Vargas: „Jestem szczęśliwy i chcę tu zostać”

Arkadiusz Bryzik | 12.02.2014; 21:01

Wyznania Chilijskiego napastnika

Eduardo Vargas, choć rozegrał dopiero dwa spotkania w barwach Valencii, zdobył już szacunek kibiców, którzy chwalą go zwłaszcza za chęć do gry i dynamiczność. Na konferencji prasowej w Paternie Chilijczyk przyznał, iż czuje się w Valencii szczęśliwy i bardzo chciałby pozostać na Mestalla dłużej.

„To prawda. Jestem szczęśliwy od pierwszego dnia, gdy tylko tutaj dotarłem. Zostaję tutaj na cztery następne miesiące, wtedy zobaczymy czy będzie możliwość przedłużenia pobytu. Chciałbym zostać w Walencji na dłużej” — stwierdził na konferencji prasowej Chilijski napastnik.

Dziennikarzom dał się poznać jako radosny piłkarz, twierdząc, że optymizm to bardzo ważny czynnik w walce o Champions League. „Mamy dobry zespół i jeśli będziemy wierzyć, uda nam się zagrać w przyszłorocznej edycji Ligi Mistrzów. Naszym priorytetem jest jednak zwycięstwo w Lidze Europy”.

„Z Paco rozumiemy się coraz lepiej.
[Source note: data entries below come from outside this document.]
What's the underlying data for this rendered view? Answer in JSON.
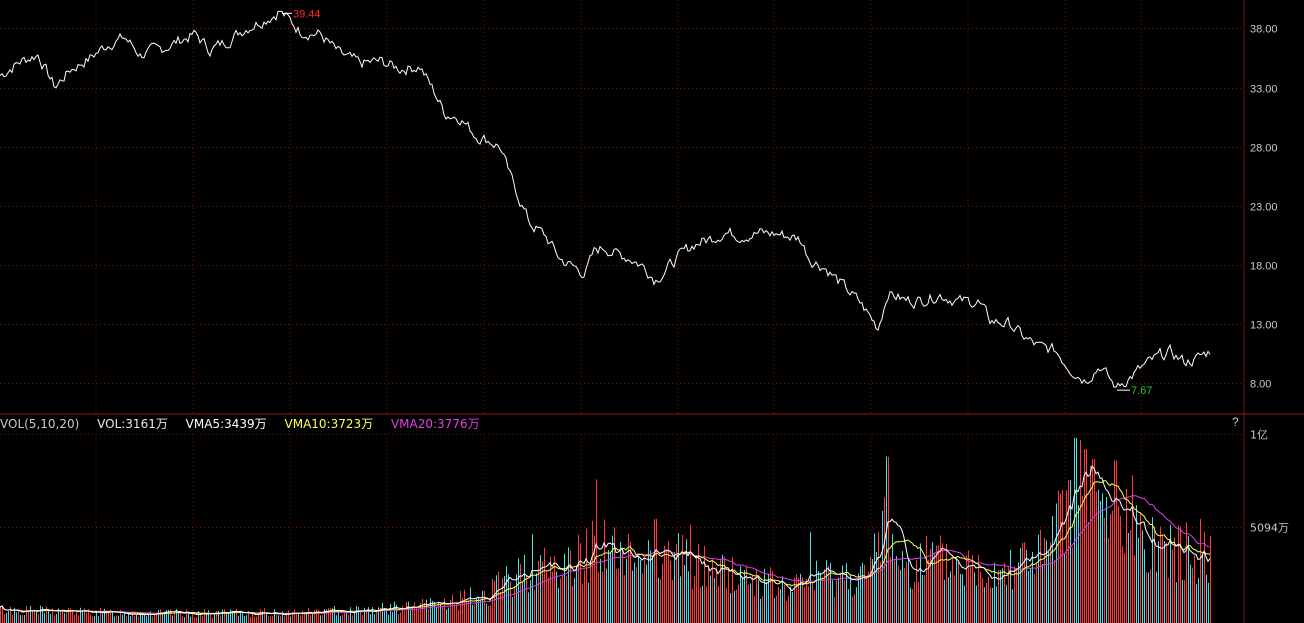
{
  "colors": {
    "background": "#000000",
    "grid": "#7a1010",
    "price_line": "#ffffff",
    "high_label": "#ff2a2a",
    "low_label": "#22cc22",
    "axis_text": "#c8c8c8",
    "vol_up": "#ff3b3b",
    "vol_down": "#54d9e8",
    "vma5": "#ffffff",
    "vma10": "#ffff55",
    "vma20": "#e040e0"
  },
  "volume_legend": {
    "indicator": "VOL(5,10,20)",
    "vol": "VOL:3161万",
    "vma5": "VMA5:3439万",
    "vma10": "VMA10:3723万",
    "vma20": "VMA20:3776万"
  },
  "help_label": "?",
  "chart_data": [
    {
      "type": "line",
      "name": "price",
      "ylim": [
        5.4,
        40.4
      ],
      "yticks": [
        {
          "value": 38.0,
          "label": "38.00"
        },
        {
          "value": 33.0,
          "label": "33.00"
        },
        {
          "value": 28.0,
          "label": "28.00"
        },
        {
          "value": 23.0,
          "label": "23.00"
        },
        {
          "value": 18.0,
          "label": "18.00"
        },
        {
          "value": 13.0,
          "label": "13.00"
        },
        {
          "value": 8.0,
          "label": "8.00"
        }
      ],
      "anchors": [
        [
          0,
          34.0
        ],
        [
          20,
          35.2
        ],
        [
          38,
          35.8
        ],
        [
          55,
          33.0
        ],
        [
          70,
          34.5
        ],
        [
          90,
          35.5
        ],
        [
          110,
          36.8
        ],
        [
          125,
          37.2
        ],
        [
          140,
          35.8
        ],
        [
          160,
          36.2
        ],
        [
          180,
          37.0
        ],
        [
          195,
          37.5
        ],
        [
          210,
          36.2
        ],
        [
          225,
          36.8
        ],
        [
          245,
          38.0
        ],
        [
          265,
          38.8
        ],
        [
          280,
          39.44
        ],
        [
          300,
          37.8
        ],
        [
          320,
          37.5
        ],
        [
          340,
          35.8
        ],
        [
          360,
          35.0
        ],
        [
          380,
          35.2
        ],
        [
          400,
          34.6
        ],
        [
          420,
          34.8
        ],
        [
          435,
          32.5
        ],
        [
          445,
          30.8
        ],
        [
          460,
          30.5
        ],
        [
          475,
          29.0
        ],
        [
          490,
          28.5
        ],
        [
          500,
          28.0
        ],
        [
          510,
          25.5
        ],
        [
          520,
          23.5
        ],
        [
          530,
          21.5
        ],
        [
          545,
          20.5
        ],
        [
          560,
          18.5
        ],
        [
          570,
          18.0
        ],
        [
          585,
          17.3
        ],
        [
          595,
          19.2
        ],
        [
          605,
          19.5
        ],
        [
          615,
          19.0
        ],
        [
          630,
          18.6
        ],
        [
          645,
          17.8
        ],
        [
          655,
          16.8
        ],
        [
          665,
          17.5
        ],
        [
          680,
          18.8
        ],
        [
          695,
          19.8
        ],
        [
          710,
          20.2
        ],
        [
          725,
          20.8
        ],
        [
          740,
          20.5
        ],
        [
          760,
          20.7
        ],
        [
          780,
          20.6
        ],
        [
          800,
          20.2
        ],
        [
          810,
          18.5
        ],
        [
          825,
          17.8
        ],
        [
          840,
          16.5
        ],
        [
          860,
          14.8
        ],
        [
          878,
          12.7
        ],
        [
          888,
          15.7
        ],
        [
          905,
          15.0
        ],
        [
          920,
          15.0
        ],
        [
          940,
          15.5
        ],
        [
          960,
          14.9
        ],
        [
          978,
          14.9
        ],
        [
          990,
          13.3
        ],
        [
          1010,
          13.0
        ],
        [
          1025,
          11.8
        ],
        [
          1040,
          11.0
        ],
        [
          1055,
          10.8
        ],
        [
          1070,
          9.3
        ],
        [
          1085,
          8.3
        ],
        [
          1100,
          9.5
        ],
        [
          1115,
          7.67
        ],
        [
          1130,
          8.5
        ],
        [
          1145,
          9.5
        ],
        [
          1160,
          10.3
        ],
        [
          1170,
          10.6
        ],
        [
          1185,
          9.8
        ],
        [
          1195,
          10.0
        ],
        [
          1210,
          10.7
        ]
      ],
      "high": {
        "value": 39.44,
        "label": "39.44"
      },
      "low": {
        "value": 7.67,
        "label": "7.67"
      }
    },
    {
      "type": "bar",
      "name": "volume",
      "ylim": [
        0,
        100000000
      ],
      "yticks": [
        {
          "value": 100000000,
          "label": "1亿"
        },
        {
          "value": 50940000,
          "label": "5094万"
        }
      ],
      "anchors": [
        [
          0,
          7
        ],
        [
          100,
          5.5
        ],
        [
          200,
          5
        ],
        [
          300,
          5.5
        ],
        [
          400,
          8
        ],
        [
          440,
          10
        ],
        [
          480,
          14
        ],
        [
          510,
          22
        ],
        [
          530,
          30
        ],
        [
          560,
          28
        ],
        [
          580,
          34
        ],
        [
          600,
          45
        ],
        [
          620,
          33
        ],
        [
          650,
          36
        ],
        [
          680,
          34
        ],
        [
          700,
          30
        ],
        [
          730,
          26
        ],
        [
          760,
          22
        ],
        [
          790,
          17
        ],
        [
          810,
          24
        ],
        [
          840,
          25
        ],
        [
          870,
          25
        ],
        [
          885,
          60
        ],
        [
          900,
          30
        ],
        [
          930,
          34
        ],
        [
          960,
          30
        ],
        [
          990,
          28
        ],
        [
          1020,
          34
        ],
        [
          1050,
          37
        ],
        [
          1065,
          60
        ],
        [
          1078,
          80
        ],
        [
          1090,
          70
        ],
        [
          1110,
          52
        ],
        [
          1130,
          55
        ],
        [
          1150,
          46
        ],
        [
          1170,
          38
        ],
        [
          1190,
          37
        ],
        [
          1210,
          38
        ]
      ],
      "spikes": [
        [
          532,
          47
        ],
        [
          596,
          76
        ],
        [
          655,
          55
        ],
        [
          690,
          52
        ],
        [
          810,
          48
        ],
        [
          887,
          88
        ],
        [
          1075,
          98
        ],
        [
          1085,
          92
        ],
        [
          1115,
          86
        ],
        [
          1140,
          58
        ],
        [
          1170,
          52
        ],
        [
          1200,
          55
        ]
      ]
    }
  ]
}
To wspaniały napastnik i myślę, że nasza współpraca będzie wyglądała coraz lepiej” — komplementował swojego kolegę z boiska. „Sam nie czuję się strzelcem, nie urodziłem się dziewiątką. Wolę szukać okazji dla innych, wychodzić na pozycje i wbiegać z piłką w pole karne przeciwnika.”

Na koniec dodał, iż zespół czeka teraz ciężka przeprawa na Estadio Ramón Sánchez Pizjuán. „Mają świetnych piłkarzy i grają dobrze jako drużyna, ale my jedziemy tam z zamiarem zwycięstwa i zgarnięcia kompletu punktów”.